Dr Liza Lovdahl Gormsen alleges Meta "abused its market dominance" to set an "unfair price" for free use of Facebook - UK users' personal data.
She intends to bring the case to the Competition Appeal Tribunal.
A Meta representative said users had "meaningful control" of what information they shared.
Facebook "abused its market dominance to impose unfair terms and conditions on ordinary Britons, giving it the power to exploit their personal data", Dr Lovdahl Gormsen says.
And this data, harvested between 2015 and 2019, provided a highly detailed picture of their internet use, helping the company make "excessive profits".
Anyone living in the UK who used Facebook at least once during the period will be part of the claim unless they choose to opt out, she says.
However, in November, the UK's Supreme Court rejected an optout claim seeking billions of pounds in damages from Google over alleged illegal tracking of millions of iPhones - Google said the issue had been addressed a decade ago.

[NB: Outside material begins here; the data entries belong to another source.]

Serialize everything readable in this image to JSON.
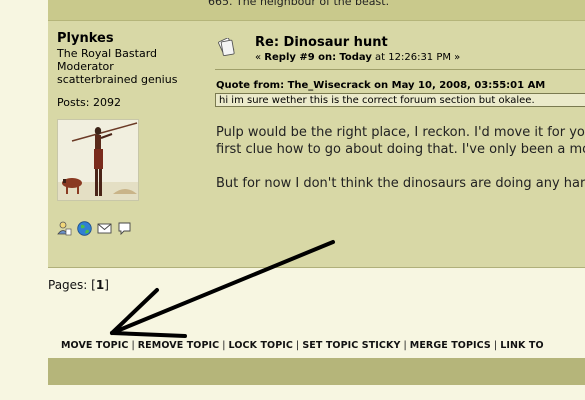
{
  "signature": {
    "text": "665. The neighbour of the beast."
  },
  "poster": {
    "name": "Plynkes",
    "titles": [
      "The Royal Bastard",
      "Moderator",
      "scatterbrained genius"
    ],
    "posts": "Posts: 2092",
    "profile_icons": [
      "profile-icon",
      "website-globe-icon",
      "email-icon",
      "personal-message-icon"
    ]
  },
  "post": {
    "title": "Re: Dinosaur hunt",
    "meta_prefix": "« ",
    "meta_reply": "Reply #9 on:",
    "meta_today": "Today",
    "meta_time": " at 12:26:31 PM »",
    "quote_header": "Quote from: The_Wisecrack on May 10, 2008, 03:55:01 AM",
    "quote_text": "hi im sure wether this is the correct foruum section but okalee.",
    "body_paragraphs": [
      "Pulp would be the right place, I reckon. I'd move it for you,",
      "first clue how to go about doing that. I've only been a mod",
      "But for now I don't think the dinosaurs are doing any harm"
    ]
  },
  "pages": {
    "label": "Pages: ",
    "open": "[",
    "current": "1",
    "close": "]"
  },
  "moderation": {
    "move": "MOVE TOPIC",
    "remove": "REMOVE TOPIC",
    "lock": "LOCK TOPIC",
    "sticky": "SET TOPIC STICKY",
    "merge": "MERGE TOPICS",
    "link": "LINK TO",
    "separator": "|"
  },
  "colors": {
    "page_bg": "#f7f6e1",
    "post_bg": "#d8d8a6",
    "header_bar": "#c9c98c",
    "bottom_bar": "#b5b57a",
    "quote_bg": "#ebeaca"
  }
}
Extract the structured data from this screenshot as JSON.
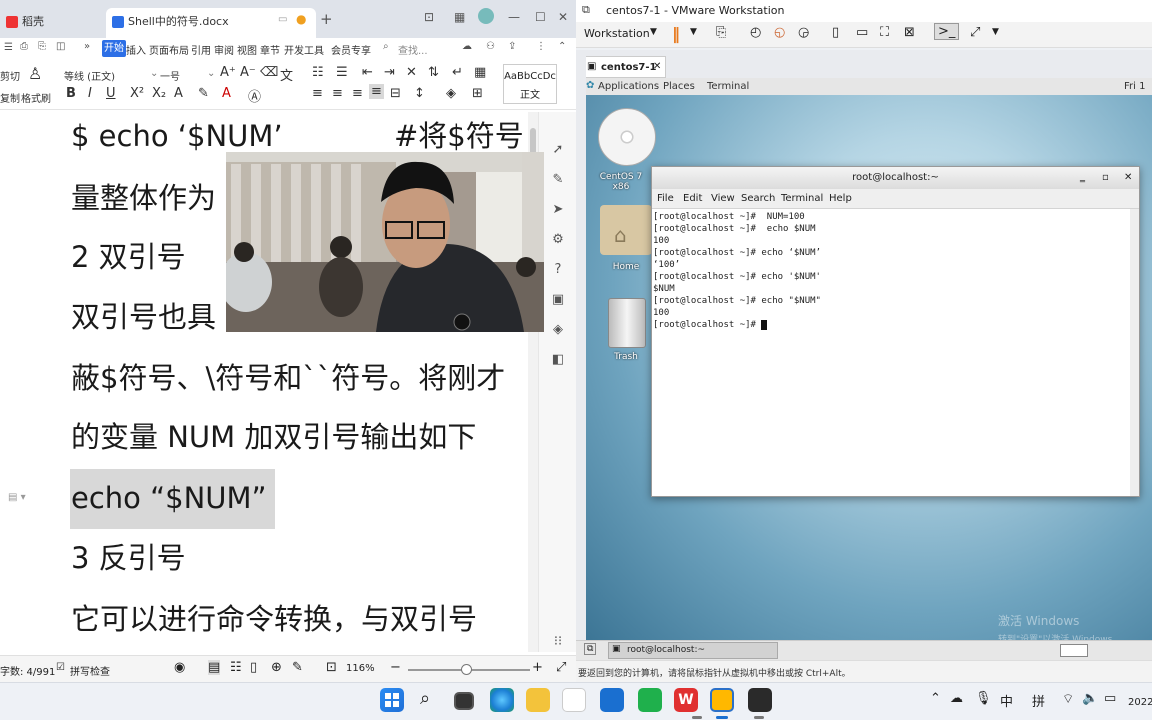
{
  "wps": {
    "tabs": [
      {
        "label": "稻壳"
      },
      {
        "label": "Shell中的符号.docx"
      }
    ],
    "new_tab": "+",
    "menu": [
      "开始",
      "插入",
      "页面布局",
      "引用",
      "审阅",
      "视图",
      "章节",
      "开发工具",
      "会员专享"
    ],
    "search_placeholder": "查找...",
    "toolbar": {
      "cut": "剪切",
      "format_painter": "格式刷",
      "copy": "复制",
      "font_name": "等线 (正文)",
      "font_size": "一号",
      "style_sample": "AaBbCcDc",
      "style_name": "正文"
    },
    "doc_lines": [
      "$ echo ‘$NUM’",
      "#将$符号",
      "量整体作为",
      "2 双引号",
      "双引号也具",
      "蔽$符号、\\符号和``符号。将刚才",
      "的变量 NUM 加双引号输出如下",
      "echo “$NUM”",
      "3 反引号",
      "它可以进行命令转换，与双引号"
    ],
    "status": {
      "word_count": "字数: 4/991",
      "spellcheck": "拼写检查",
      "zoom": "116%"
    }
  },
  "vmware": {
    "title": "centos7-1 - VMware Workstation",
    "workstation_menu": "Workstation",
    "vm_tab": "centos7-1",
    "gnome_bar": {
      "applications": "Applications",
      "places": "Places",
      "terminal": "Terminal",
      "clock": "Fri 1"
    },
    "desktop_icons": [
      {
        "label": "CentOS 7 x86"
      },
      {
        "label": "Home"
      },
      {
        "label": "Trash"
      }
    ],
    "terminal": {
      "title": "root@localhost:~",
      "menu": [
        "File",
        "Edit",
        "View",
        "Search",
        "Terminal",
        "Help"
      ],
      "lines": [
        "[root@localhost ~]#  NUM=100",
        "[root@localhost ~]#  echo $NUM",
        "100",
        "[root@localhost ~]# echo ‘$NUM’",
        "‘100’",
        "[root@localhost ~]# echo '$NUM'",
        "$NUM",
        "[root@localhost ~]# echo \"$NUM\"",
        "100",
        "[root@localhost ~]# "
      ]
    },
    "guest_taskbar": {
      "window": "root@localhost:~"
    },
    "watermark": [
      "激活 Windows",
      "转到\"设置\"以激活 Windows。"
    ],
    "status": "要返回到您的计算机，请将鼠标指针从虚拟机中移出或按 Ctrl+Alt。"
  },
  "windows_taskbar": {
    "ime1": "中",
    "ime2": "拼",
    "clock": "2022"
  }
}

The judge in that case said the claimant had failed to prove damage had been caused to each individual by the data collection.
But he did not rule out the possibility of future mass-action cases if damages could be calculated.
And Dr Lovdahl Gormsen told BBC News: "Optout cases are specifically permitted at the Competition Appeal Tribunal.
"As a result, my case is able to claim damages on behalf of the 44 million British Facebook users affected."
Meta has rejected the allegations.
People use its free services because they find them useful and have control over how their data us used, it says.
A representative told BBC News: "People access our service for free.
"They choose our services because we deliver value for them and they have meaningful control of what information they share on Meta's platforms and who with.
"We have invested heavily to create tools that allow them to do so."
However, this latest case adds to the company's legal battles
The US Federal Trade Commission was recently given the go-ahead to take Meta to court over anti-trust rules.
Meta said it was sure it would prevail in court.